Products with strong AI signal but low human visibility yet, in the last 30 days. Human visibility is a composite of upvotes, follows, and average rating. The thresholds re-calibrate as the catalog grows; the panel stays empty until the candidate pool is large enough to make percentile cuts meaningful.

Alternative lens (Switcher pressure)

On the per-alternative lens page, switcher pressure is the share of alt-page visitors who click through to a PeerPush challenger product. The page shows the top 3 challengers only; the full graph and verbatim queries are visible only on the verified owner's private dashboard.

Unmet demand

Three complementary signals over the last 30 days. PeerPush search is hybrid (pgvector cosine similarity combined with full-text search via reciprocal rank fusion). Even when the catalog has nothing genuinely close, hybrid search returns weakly-related neighbors - so a zero-result count is rare and not a useful signal. We capture three different angles instead.

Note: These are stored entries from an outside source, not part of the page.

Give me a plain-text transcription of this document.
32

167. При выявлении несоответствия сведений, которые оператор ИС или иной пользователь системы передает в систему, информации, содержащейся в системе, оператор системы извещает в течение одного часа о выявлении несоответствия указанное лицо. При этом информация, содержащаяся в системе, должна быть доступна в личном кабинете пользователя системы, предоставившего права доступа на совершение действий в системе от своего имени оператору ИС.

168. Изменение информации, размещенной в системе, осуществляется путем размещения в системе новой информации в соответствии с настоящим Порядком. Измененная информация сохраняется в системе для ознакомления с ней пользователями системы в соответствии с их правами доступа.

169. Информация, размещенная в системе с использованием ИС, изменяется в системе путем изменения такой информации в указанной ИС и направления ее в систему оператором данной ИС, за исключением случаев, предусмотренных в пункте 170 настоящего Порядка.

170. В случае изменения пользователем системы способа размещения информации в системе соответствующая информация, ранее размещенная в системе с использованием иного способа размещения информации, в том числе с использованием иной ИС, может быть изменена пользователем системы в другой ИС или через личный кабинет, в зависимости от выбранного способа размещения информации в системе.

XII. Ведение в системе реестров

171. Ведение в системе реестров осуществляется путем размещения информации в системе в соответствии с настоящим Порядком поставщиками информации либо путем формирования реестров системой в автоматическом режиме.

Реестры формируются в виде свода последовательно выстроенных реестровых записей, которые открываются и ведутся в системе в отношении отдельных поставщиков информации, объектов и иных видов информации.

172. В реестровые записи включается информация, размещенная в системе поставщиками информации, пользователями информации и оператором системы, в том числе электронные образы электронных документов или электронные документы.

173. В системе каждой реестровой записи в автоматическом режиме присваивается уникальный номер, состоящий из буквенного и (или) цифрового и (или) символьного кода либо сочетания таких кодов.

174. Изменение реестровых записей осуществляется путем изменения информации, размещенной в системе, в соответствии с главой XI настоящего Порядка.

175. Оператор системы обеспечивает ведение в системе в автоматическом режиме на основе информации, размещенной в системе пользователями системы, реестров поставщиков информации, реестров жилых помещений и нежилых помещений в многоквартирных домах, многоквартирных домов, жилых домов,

  • Weak match: queries where the top result's semantic cosine similarity is below 0.55 (configurable). Suggests the catalog has nothing genuinely close. Captured at insert time from the hybrid search path; the simpler full-text fallback path is excluded.
  • Low CTR: queries with at least 50 impressions where the click-through rate is below 5%. Either the ranking is wrong, the taglines mislead, or the right product doesn't exist.
  • Re-search: queries followed by a different query from the same anonymous visitor within 60 seconds. Strong behavioural “I didn't find it” signal. Within-day actor stability only - cross-day re-search is intentionally invisible.

Every tab applies the k-anonymity floor of 5 distinct visitors before a query surfaces, and every query string passes through the PII redactor.

AI citation freshness (owner dashboard)

On private owner dashboards, we track when each of the tracked AI agent buckets (Claude, ChatGPT, Perplexity, Gemini, Copilot) last cited the product. Severity bands: fresh under 14 days, aging 14-30 days, stale beyond 30 days, never cited otherwise. Buckets the product has not been cited by are surfaced explicitly so the gap is visible. “Cited” means at least one MCP result impression for the product attributed to an agent in the bucket.

AI coverage gap

For each of the top 30 categories (by total events in the last 30 days) and each tracked AI agent bucket (Claude, ChatGPT, Perplexity, Gemini, Copilot), we compute the share of approved + published Products in the category that have been cited at least once by that agent in the last 30 days. Categories with fewer than 10 approved products are excluded so single-product percentages don't skew the matrix. The panel is suppressed until total MCP citation volume crosses the privacy floor.

Retention

Raw event rows are kept for 540 days, then dropped by an automated retention policy. Aggregated daily, weekly, and monthly rollups (which contain no per-visitor data) are kept indefinitely.

Methodology v2, last updated June 2026.